Das Thema Tamedia bleibt in Bern aktuell: Am Montag, 20. November 2017 behandelt die Veranstaltungsreihe «‹Der Bund› im Gespräch» im Kornhausforum Bern das Thema: Was wird aus «Bund» und BZ? Tamedia wird vertreten von Verwaltungsratspräsident Pietro Supino. Weiter diskutieren mit: Matthias Aebischer, Nationalrat (SP), und Peter Stämpfli, Unternehmer.

2 thoughts

  1. Im Kanton Bern neigt man auf Kosten des Finanzausgleichs zu einer gewissen Überheblichkeit. Bern befiehlt, Zürich bezahlt.
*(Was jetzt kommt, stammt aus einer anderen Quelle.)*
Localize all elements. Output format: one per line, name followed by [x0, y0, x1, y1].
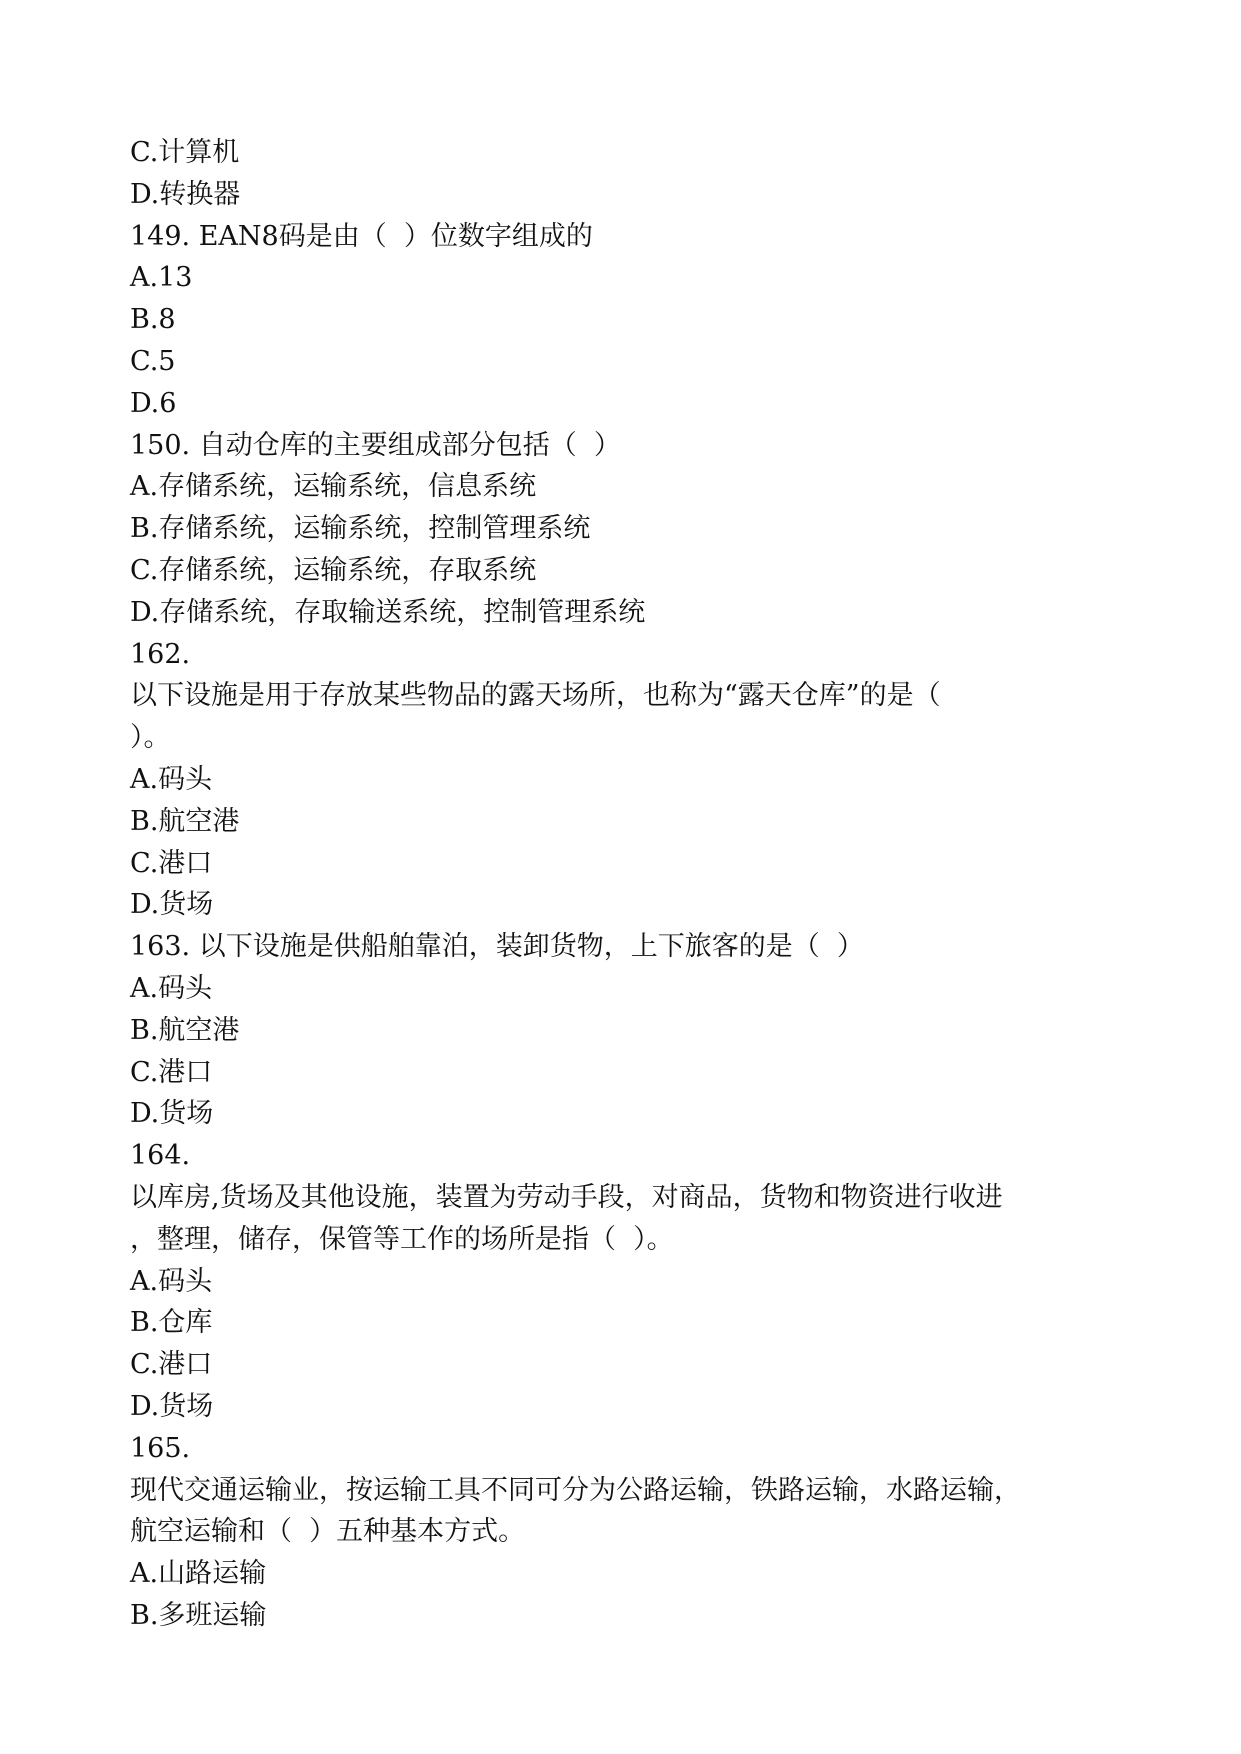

    „Numä nid gsprängt u geng ä chli Hü.“ Flughafen, Tourismus sowie Medien usw. überall das gleiche Lied. Eine überbordende Verwaltung bremst wo es geht und Visionen die Zukunft betreffend werden grundsätzlich soweit möglich abgemurxt. Ein „Bernerblatt“ mit einem quantitativ guten Lokalteil genügt vollauf. Dass zwei Lokalredaktionen mehr oder weniger wortgleich über den quasi Zusammenbruch einer unrentablen mini Airline berichten zeigt den üblichen Leerlauf. Irgendwann viel viel später wird man auch im behäbigen Bern merken das sich die Medienlandschaft rasant verändert. Bis dann gibt es den „Tagi“ Deutschschweiz weit mit Regionalteilen nur noch bezahlt und online. Die „Achermäre“ wird auch in Bern eines fernen Tages durch Dronen ersetzt.